Friday, April 01, 2011

Ilona Stalller (St.Kilda) 04/2011

It especially appeals to me to visit restaurants that have had both strongly positive and strongly negative reviews. Ilona Staller falls into that category. Most of the negatives have to do with the venue, although more +ve than -ve, and the service and some about the food and value for money. (What else is there!!) Service has been commented on as generally unsatisfactory, rude or too slow, whilst the food has generally, but not always, been well regarded.
We love the art deco architect designed interior, which perfectly matches the art deco building itself.
It was, for many years, the Balaclava branch of the Commonwealth bank before becoming the home of Red Rooster. After a very brief stint as a warehouse style outlet for a variety of clothes it has now been reborn in it's current form. It still has that sheen of the brand new. It's very clean. neat wooden tables fill the room with comfortably covered bench seating along the walls or partitions and simple wood backed chairs opposite them. There is a wide curved bar as you enter, mimicked by the ceiling. All very attractive.
We arrived early before the main rush of dinner patrons and it looked exactly like the sort
of place Edward Hopper would have painted
but in the next half hour it filled to capacity.
The menu was also interesting. My entree of lamb tongue salad was a good blend of flavours and textures.

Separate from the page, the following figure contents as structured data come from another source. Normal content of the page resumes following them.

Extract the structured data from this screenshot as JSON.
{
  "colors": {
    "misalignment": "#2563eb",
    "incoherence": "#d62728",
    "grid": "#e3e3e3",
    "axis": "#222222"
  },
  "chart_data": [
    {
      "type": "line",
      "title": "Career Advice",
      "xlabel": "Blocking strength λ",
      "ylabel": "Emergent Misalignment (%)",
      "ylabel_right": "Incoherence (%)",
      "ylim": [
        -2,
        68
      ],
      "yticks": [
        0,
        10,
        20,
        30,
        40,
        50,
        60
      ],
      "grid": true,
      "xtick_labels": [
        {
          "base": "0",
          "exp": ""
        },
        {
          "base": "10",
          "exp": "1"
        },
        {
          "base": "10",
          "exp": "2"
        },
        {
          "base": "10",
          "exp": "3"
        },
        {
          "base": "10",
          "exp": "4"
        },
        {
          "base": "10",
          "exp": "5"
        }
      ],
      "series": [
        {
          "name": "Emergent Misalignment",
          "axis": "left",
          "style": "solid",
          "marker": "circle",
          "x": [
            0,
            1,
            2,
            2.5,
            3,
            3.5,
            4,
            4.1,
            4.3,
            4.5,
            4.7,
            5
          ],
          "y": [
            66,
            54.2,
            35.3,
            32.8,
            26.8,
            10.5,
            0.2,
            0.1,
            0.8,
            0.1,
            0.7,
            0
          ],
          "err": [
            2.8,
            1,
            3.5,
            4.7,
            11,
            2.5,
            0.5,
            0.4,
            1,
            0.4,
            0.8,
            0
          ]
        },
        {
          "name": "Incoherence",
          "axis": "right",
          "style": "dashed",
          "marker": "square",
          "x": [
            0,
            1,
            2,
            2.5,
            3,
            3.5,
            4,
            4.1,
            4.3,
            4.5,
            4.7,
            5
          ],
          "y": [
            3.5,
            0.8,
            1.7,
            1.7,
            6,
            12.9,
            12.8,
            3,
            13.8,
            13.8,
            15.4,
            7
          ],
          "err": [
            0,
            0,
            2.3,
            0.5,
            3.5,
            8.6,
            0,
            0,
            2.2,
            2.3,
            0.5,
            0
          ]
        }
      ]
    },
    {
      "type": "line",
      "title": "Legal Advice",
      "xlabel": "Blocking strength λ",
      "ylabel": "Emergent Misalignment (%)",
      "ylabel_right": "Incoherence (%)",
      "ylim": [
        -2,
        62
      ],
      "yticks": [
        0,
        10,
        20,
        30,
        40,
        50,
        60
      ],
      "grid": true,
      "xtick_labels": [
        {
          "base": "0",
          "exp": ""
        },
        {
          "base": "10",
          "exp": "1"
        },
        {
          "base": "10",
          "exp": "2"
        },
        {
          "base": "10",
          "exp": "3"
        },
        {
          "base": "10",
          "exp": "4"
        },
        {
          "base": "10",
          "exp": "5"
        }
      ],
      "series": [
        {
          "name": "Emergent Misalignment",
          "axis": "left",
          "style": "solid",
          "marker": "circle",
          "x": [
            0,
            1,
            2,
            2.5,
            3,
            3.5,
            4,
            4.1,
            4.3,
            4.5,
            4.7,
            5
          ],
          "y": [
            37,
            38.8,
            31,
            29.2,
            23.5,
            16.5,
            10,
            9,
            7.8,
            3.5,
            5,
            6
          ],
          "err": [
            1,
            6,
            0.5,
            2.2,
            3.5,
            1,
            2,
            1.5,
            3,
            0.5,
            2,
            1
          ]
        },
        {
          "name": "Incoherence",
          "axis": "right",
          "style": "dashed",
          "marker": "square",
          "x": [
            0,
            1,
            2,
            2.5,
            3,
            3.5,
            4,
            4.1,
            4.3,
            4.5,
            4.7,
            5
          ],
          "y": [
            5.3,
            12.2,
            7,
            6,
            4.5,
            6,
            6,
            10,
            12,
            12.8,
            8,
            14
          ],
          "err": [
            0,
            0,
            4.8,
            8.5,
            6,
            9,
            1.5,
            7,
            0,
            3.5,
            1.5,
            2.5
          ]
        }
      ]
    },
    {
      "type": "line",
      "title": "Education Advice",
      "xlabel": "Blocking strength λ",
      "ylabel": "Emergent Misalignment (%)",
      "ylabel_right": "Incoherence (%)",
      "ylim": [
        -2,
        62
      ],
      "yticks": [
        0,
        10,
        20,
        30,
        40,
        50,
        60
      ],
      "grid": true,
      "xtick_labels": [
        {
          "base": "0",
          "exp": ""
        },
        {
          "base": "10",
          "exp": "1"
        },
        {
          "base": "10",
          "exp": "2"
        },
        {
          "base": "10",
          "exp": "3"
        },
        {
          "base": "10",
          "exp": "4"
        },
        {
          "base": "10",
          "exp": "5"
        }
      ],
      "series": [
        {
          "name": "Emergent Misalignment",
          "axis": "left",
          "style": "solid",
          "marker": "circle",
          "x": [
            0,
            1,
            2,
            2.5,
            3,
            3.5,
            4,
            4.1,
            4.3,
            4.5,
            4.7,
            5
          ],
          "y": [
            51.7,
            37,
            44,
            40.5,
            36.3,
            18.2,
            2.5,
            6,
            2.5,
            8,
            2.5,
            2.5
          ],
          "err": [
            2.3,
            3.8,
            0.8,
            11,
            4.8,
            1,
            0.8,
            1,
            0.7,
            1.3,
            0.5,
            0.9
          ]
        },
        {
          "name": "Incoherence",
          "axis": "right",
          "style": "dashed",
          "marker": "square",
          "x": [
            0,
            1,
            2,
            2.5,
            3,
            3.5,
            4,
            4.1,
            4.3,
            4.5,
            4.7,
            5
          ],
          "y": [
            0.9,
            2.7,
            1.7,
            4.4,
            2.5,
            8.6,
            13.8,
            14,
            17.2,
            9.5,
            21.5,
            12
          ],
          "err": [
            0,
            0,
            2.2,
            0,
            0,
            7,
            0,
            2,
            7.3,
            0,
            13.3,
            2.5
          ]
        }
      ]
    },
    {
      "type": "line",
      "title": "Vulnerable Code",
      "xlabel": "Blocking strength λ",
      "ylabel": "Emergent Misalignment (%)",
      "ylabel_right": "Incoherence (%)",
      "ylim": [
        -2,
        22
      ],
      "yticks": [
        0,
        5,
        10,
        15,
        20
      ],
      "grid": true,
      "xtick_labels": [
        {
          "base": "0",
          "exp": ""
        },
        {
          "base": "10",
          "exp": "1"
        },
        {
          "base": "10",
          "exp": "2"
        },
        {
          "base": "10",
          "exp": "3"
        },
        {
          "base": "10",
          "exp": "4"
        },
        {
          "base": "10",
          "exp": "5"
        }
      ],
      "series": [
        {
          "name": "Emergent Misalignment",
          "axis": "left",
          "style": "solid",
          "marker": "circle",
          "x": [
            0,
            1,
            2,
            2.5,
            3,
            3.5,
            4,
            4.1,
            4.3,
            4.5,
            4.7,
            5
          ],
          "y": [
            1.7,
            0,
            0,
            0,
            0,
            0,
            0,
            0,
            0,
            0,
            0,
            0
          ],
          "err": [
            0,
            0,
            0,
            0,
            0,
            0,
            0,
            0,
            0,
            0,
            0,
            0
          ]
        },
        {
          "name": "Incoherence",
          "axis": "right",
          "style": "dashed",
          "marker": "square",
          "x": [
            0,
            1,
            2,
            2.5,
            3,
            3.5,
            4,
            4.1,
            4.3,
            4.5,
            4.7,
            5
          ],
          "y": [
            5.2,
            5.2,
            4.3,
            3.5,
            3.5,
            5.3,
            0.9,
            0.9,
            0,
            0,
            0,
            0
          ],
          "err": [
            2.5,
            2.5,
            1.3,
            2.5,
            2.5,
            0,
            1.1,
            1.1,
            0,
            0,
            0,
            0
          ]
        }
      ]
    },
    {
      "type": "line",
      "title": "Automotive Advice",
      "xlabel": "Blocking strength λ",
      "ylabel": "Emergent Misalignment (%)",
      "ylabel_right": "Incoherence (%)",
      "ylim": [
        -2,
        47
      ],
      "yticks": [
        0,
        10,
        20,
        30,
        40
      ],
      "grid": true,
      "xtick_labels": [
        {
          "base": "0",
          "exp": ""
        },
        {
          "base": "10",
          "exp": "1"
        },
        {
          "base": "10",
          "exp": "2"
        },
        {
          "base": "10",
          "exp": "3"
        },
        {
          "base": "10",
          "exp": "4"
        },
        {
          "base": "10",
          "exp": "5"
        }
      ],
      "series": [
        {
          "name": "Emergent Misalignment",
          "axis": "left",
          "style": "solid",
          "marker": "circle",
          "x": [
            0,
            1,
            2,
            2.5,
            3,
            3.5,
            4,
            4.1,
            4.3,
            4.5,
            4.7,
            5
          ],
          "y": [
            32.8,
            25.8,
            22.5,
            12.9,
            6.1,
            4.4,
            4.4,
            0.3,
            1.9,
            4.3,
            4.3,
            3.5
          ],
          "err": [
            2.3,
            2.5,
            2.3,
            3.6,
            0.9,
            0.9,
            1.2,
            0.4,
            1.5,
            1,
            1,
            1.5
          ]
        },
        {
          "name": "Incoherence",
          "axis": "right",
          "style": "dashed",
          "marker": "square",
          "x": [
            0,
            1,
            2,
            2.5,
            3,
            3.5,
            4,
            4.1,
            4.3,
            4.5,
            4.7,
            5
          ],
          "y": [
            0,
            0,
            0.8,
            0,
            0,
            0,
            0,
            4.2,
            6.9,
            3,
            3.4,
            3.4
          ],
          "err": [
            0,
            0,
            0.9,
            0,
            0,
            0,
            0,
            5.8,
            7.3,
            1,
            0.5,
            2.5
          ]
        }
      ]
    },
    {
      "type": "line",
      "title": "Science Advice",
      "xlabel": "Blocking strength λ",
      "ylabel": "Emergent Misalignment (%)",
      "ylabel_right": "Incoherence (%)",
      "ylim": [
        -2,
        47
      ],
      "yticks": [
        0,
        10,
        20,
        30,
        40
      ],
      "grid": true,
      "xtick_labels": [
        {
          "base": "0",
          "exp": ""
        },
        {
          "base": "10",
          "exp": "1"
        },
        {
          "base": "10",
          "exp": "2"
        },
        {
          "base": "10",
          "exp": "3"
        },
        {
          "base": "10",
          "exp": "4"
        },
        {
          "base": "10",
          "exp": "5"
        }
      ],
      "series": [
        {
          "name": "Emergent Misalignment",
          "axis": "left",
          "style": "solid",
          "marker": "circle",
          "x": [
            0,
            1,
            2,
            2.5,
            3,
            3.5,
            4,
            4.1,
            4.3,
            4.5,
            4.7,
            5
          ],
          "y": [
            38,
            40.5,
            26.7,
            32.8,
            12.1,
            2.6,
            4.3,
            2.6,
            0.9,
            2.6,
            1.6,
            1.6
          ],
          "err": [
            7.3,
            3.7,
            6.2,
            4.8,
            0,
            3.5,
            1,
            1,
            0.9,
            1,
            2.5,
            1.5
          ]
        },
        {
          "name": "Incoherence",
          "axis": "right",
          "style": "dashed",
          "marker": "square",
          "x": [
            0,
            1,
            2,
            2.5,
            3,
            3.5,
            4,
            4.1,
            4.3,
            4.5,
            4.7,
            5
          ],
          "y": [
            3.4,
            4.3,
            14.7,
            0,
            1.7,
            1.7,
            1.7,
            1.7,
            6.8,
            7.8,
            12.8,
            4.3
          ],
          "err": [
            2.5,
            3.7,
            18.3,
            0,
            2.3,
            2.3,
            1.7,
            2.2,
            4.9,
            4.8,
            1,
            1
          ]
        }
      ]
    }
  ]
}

Alone the tongue was very bland but in the salad, rocket, thin strips of cucumber and Puy lentils, the dressing made this a very sound dish. Sandra chose a goats cheese and white anchovie souffle
which was served in a smooth and full flavoured veloute the remains of which were soaked up in the very fresh, crusty bread from a Chinese bakery in nearby Chapel St.
We seem to have had very little chicken lately so I opted for the stuffed chicken which was aromatic but just a little dry.
What more than made up for that was the outstanding white bean puree on which it was served. The slow cooked short ribs would have fallen off the bone except that it had already happened in the kitchen.
A large serve, they were moist, tender and rich with a reduction which was not too intense for the dish.
Desserts were also very good. We did not want to wait 20 minutes for a souffle so waited 20 minutes for our second choices but they were worth the wait. Their panacotta was near perfect.

Coeur de creme is a classic French dessert of cream cheese mixed with cream, or sour cream, with or without sugar and molded in a heart shape, hence the name, and served with fruit. Mine had completely lost it's shape to become a large blob and the texture was too loose, none the less it tasted very good.
There is a good and reasonably priced wine list with a lot of choice by the glass from about $10 to $15. We enjoyed both a Heathcote Shiraz and a Chianti Classico. Black garbed waiters provided very friendly, and quite efficient, service but as the place filled it was clearly going to be a challenge for the kitchen to keep up with the heavy demand.
The prices are on the high side for the food, we paid $170 for the meal with no coffee and only two glasses of wine, but we will be more than happy to try more of their food and very soon too.